Two people are carrying a uniform wooden board that is $\mathbf{3}\mathbf{.}\mathbf{00}\mathbf{\text{m}}$long and weighs $\mathbf{160}\mathbf{\text{N}}$. If one person applies an upward force equal to $\mathbf{60}\mathbf{\text{N}}$at one end, at what point does the other person lift? Begin with a free-body diagram of the board.

The condition for translational equilibrium is: $\sum F_{ext}=0$.

And that for rotational equilibrium is:$\sum {\tau }_{ext}=0$

The force $60\text{N}$is applied at one end of the board weighing $160\text{N}$. The length of the board is $3.00\text{m}$. Since the board is uniform, the center of gravity will be at $1.50\text{m}$.

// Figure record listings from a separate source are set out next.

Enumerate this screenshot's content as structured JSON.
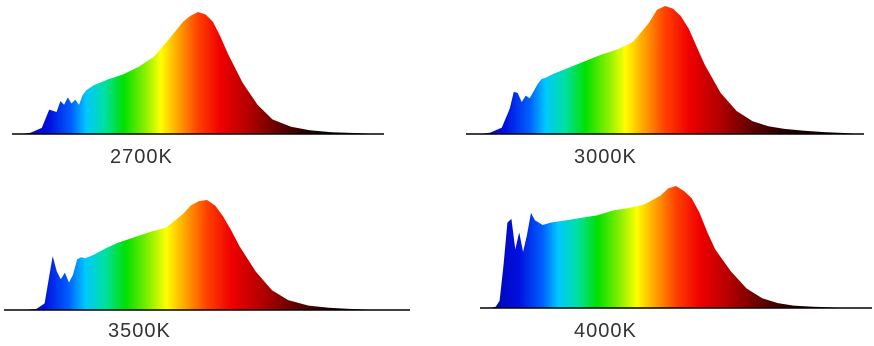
{
  "chart_data": [
    {
      "type": "area",
      "label": "2700K",
      "x": [
        0.0,
        0.02,
        0.05,
        0.08,
        0.1,
        0.12,
        0.13,
        0.14,
        0.15,
        0.16,
        0.17,
        0.18,
        0.19,
        0.2,
        0.22,
        0.26,
        0.3,
        0.34,
        0.38,
        0.42,
        0.46,
        0.48,
        0.5,
        0.52,
        0.54,
        0.56,
        0.58,
        0.62,
        0.66,
        0.7,
        0.75,
        0.8,
        0.86,
        0.92,
        1.0
      ],
      "y": [
        0.0,
        0.0,
        0.01,
        0.05,
        0.2,
        0.18,
        0.27,
        0.24,
        0.3,
        0.25,
        0.28,
        0.24,
        0.32,
        0.36,
        0.4,
        0.45,
        0.49,
        0.55,
        0.63,
        0.77,
        0.92,
        0.97,
        1.0,
        0.98,
        0.92,
        0.8,
        0.66,
        0.42,
        0.24,
        0.12,
        0.06,
        0.03,
        0.015,
        0.008,
        0.0
      ]
    },
    {
      "type": "area",
      "label": "3000K",
      "x": [
        0.0,
        0.03,
        0.06,
        0.09,
        0.11,
        0.12,
        0.13,
        0.14,
        0.15,
        0.16,
        0.18,
        0.19,
        0.2,
        0.22,
        0.26,
        0.3,
        0.34,
        0.38,
        0.42,
        0.46,
        0.48,
        0.5,
        0.52,
        0.54,
        0.56,
        0.58,
        0.6,
        0.64,
        0.68,
        0.72,
        0.76,
        0.8,
        0.85,
        0.9,
        0.95,
        1.0
      ],
      "y": [
        0.0,
        0.0,
        0.01,
        0.05,
        0.2,
        0.33,
        0.32,
        0.25,
        0.3,
        0.28,
        0.39,
        0.43,
        0.44,
        0.47,
        0.52,
        0.57,
        0.62,
        0.66,
        0.72,
        0.87,
        0.97,
        1.0,
        0.98,
        0.92,
        0.82,
        0.68,
        0.54,
        0.32,
        0.18,
        0.1,
        0.06,
        0.04,
        0.025,
        0.015,
        0.008,
        0.0
      ]
    },
    {
      "type": "area",
      "label": "3500K",
      "x": [
        0.0,
        0.04,
        0.08,
        0.1,
        0.11,
        0.12,
        0.13,
        0.14,
        0.15,
        0.16,
        0.17,
        0.18,
        0.19,
        0.2,
        0.22,
        0.25,
        0.28,
        0.32,
        0.36,
        0.4,
        0.44,
        0.46,
        0.48,
        0.5,
        0.52,
        0.54,
        0.56,
        0.58,
        0.62,
        0.66,
        0.7,
        0.75,
        0.8,
        0.85,
        0.9,
        0.95,
        1.0
      ],
      "y": [
        0.0,
        0.0,
        0.01,
        0.06,
        0.28,
        0.49,
        0.35,
        0.28,
        0.34,
        0.25,
        0.32,
        0.46,
        0.48,
        0.47,
        0.5,
        0.56,
        0.61,
        0.66,
        0.71,
        0.75,
        0.87,
        0.95,
        0.99,
        1.0,
        0.95,
        0.85,
        0.72,
        0.58,
        0.35,
        0.18,
        0.09,
        0.04,
        0.02,
        0.01,
        0.005,
        0.002,
        0.0
      ]
    },
    {
      "type": "area",
      "label": "4000K",
      "x": [
        0.0,
        0.02,
        0.04,
        0.05,
        0.06,
        0.07,
        0.08,
        0.09,
        0.1,
        0.11,
        0.12,
        0.13,
        0.14,
        0.15,
        0.16,
        0.18,
        0.22,
        0.26,
        0.3,
        0.34,
        0.38,
        0.42,
        0.46,
        0.48,
        0.5,
        0.52,
        0.54,
        0.56,
        0.58,
        0.6,
        0.64,
        0.68,
        0.72,
        0.76,
        0.8,
        0.85,
        0.9,
        0.95,
        1.0
      ],
      "y": [
        0.0,
        0.0,
        0.01,
        0.06,
        0.35,
        0.7,
        0.73,
        0.48,
        0.62,
        0.46,
        0.6,
        0.78,
        0.72,
        0.7,
        0.68,
        0.7,
        0.72,
        0.74,
        0.76,
        0.8,
        0.82,
        0.85,
        0.92,
        0.98,
        1.0,
        0.96,
        0.9,
        0.78,
        0.62,
        0.48,
        0.3,
        0.16,
        0.08,
        0.04,
        0.02,
        0.01,
        0.005,
        0.002,
        0.0
      ]
    }
  ]
}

Let the whole set up illustrated as a free body diagram for forces shown in the figure as:

Considering the upward force to be positive and applying the condition for translational equilibrium, we have:

$\begin{array}{rcl}\sum F_y& =& F_1+F_2-160=0\\ F_2& =& 160-F_1\\ F_2& =& 160-60\\ F_2& =& 100\text{N}\end{array}$

Again, considering the anticlockwise rotation to be positive and applying the condition for rotational equilibrium, we have:

$\begin{array}{rcl}\sum {\tau }_{ext}& =& 0\\ F_2·x-160·\left(\frac{L}{2}\right)& =& 0\\ x& =& \frac{160\times 1.50}{100}\\ x& =& 2.40\text{m}\end{array}$

Thus, the person needs a force of 100 newtons to lift the board at a distance of 2.40 m from the end of the board.